Following the personal and political journey of Pat (Cassie McFarlane), a young black woman making her way in Thatcher’s Britain, director Menelik Shabazz’s drama sounds likely to appeal to anyone who enjoyed Steve McQueen’s brilliant Small Axe series on TV.
It might make a good pairing with new US indie release Queen of Glory, a preview of which shows at Vue this week on Weds 24th – this millennial comedy-drama centres on a Ghanaian-American woman whose life is upended when she inherits her mother’s Christian bookshop in the Bronx.
Beaming down to all four cinemas this week is Star Trek: The Motion Picture – The Director’s Edition, 1979’s inaugural big screen outing for Captain Kirk and co – engage warp drive and plot a course for Cineworld (Sat 20th/Sun 21st/Weds 24th), City Screen (Sat 20th/Weds 24th), Everyman (Sun 21st/Tues 23rd) or Vue (Sat 20th/Mon 22nd/Tues 23rd).
They’re not the only returning heroes, as Dragon Ball Super: Super Hero continues the fantasy anime saga at Cineworld, Everyman and Vue, showing throughout the week in a mixture of subtitled and dubbed versions – while Frodo and co. reach the end of their journey in The Lord of the Rings: The Return of the King at Everyman on Sat 20th, and the same day sees Pierce Brosnan’s 007 face off against Robert Carlyle’s villainous Renard in The World Is Not Enough at Vue.

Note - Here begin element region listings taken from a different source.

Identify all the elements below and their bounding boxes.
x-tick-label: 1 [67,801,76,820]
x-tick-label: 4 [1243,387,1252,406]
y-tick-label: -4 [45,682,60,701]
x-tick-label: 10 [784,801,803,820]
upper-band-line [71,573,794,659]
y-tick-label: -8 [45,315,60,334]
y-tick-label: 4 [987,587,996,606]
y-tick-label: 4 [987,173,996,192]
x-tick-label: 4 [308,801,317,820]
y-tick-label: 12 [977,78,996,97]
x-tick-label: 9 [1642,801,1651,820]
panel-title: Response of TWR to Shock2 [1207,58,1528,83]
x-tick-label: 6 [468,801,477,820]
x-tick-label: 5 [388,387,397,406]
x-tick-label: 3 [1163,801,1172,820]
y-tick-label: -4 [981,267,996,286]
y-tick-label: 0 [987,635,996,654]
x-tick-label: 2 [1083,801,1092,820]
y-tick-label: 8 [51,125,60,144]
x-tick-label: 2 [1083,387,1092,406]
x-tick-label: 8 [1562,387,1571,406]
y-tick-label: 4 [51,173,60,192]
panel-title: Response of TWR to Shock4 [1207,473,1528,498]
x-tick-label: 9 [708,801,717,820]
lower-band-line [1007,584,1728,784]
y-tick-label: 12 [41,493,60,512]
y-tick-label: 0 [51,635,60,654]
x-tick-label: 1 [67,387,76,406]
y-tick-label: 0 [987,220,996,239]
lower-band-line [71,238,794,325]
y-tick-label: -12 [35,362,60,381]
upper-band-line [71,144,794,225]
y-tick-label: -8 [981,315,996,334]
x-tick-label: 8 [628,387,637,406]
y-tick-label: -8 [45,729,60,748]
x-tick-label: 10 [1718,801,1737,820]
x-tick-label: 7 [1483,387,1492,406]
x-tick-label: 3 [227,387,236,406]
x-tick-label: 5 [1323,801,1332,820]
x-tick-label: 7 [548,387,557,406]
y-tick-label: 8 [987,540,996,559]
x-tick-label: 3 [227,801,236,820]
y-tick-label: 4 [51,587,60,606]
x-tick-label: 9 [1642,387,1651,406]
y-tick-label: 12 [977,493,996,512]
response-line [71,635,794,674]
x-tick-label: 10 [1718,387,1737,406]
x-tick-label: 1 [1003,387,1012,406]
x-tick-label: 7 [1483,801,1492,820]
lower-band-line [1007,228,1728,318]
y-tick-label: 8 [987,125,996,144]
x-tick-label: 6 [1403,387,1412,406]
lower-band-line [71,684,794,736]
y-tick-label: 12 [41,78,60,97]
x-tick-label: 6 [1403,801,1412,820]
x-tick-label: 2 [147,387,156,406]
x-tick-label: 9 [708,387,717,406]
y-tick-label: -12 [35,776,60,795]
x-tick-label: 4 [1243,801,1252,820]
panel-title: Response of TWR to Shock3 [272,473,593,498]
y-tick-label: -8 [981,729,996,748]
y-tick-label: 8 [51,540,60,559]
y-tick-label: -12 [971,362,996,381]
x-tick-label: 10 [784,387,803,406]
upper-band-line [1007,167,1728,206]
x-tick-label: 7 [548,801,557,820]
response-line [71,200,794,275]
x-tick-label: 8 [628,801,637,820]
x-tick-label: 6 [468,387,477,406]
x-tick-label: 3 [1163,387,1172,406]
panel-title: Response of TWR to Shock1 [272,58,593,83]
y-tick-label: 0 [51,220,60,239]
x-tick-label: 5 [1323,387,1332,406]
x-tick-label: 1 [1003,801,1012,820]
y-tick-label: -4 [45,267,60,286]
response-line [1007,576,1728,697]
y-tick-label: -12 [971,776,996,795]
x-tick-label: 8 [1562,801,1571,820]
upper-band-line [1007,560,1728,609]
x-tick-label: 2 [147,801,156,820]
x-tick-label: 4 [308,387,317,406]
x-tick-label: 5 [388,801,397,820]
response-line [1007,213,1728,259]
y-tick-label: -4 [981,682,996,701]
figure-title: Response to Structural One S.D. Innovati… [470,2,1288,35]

On Weds 24th, Everyman are hopelessly devoted to Olivia Newton-John with a special tribute screening of Grease – proceeds go to breast cancer charity Future Dreams and your ticket price includes a complimentary drink plus a hot dog or pizza. Grease is most definitely the word…
Over at City Screen, the Wim Wenders season arrives at the director’s hit 1999 documentary Buena Vista Social Club (Sun 21st), which tells the story of the eponymous band of veteran Cuban musicians and the making of their bestselling 1997 album.
Meanwhile, their European Summer season continues with the Merchant-Ivory classic A Room with a View (Tues 23rd), wherein the well-to-do Helena Bonham-Carter falls for free-thinking Julian Sands in early 20th Century Tuscany.
And finally, from one literary heroine to another – Jane Austen’s matchmaking meddler Emma Woodhouse is gloriously reborn as the sweet-natured shopaholic Cher Horowitz in writer-director Amy Heckerling’s evergreen Clueless – the undoubted Homecoming Queen of City Screen’s 90s US teen movie season returns to claim her crown on Monday 22nd.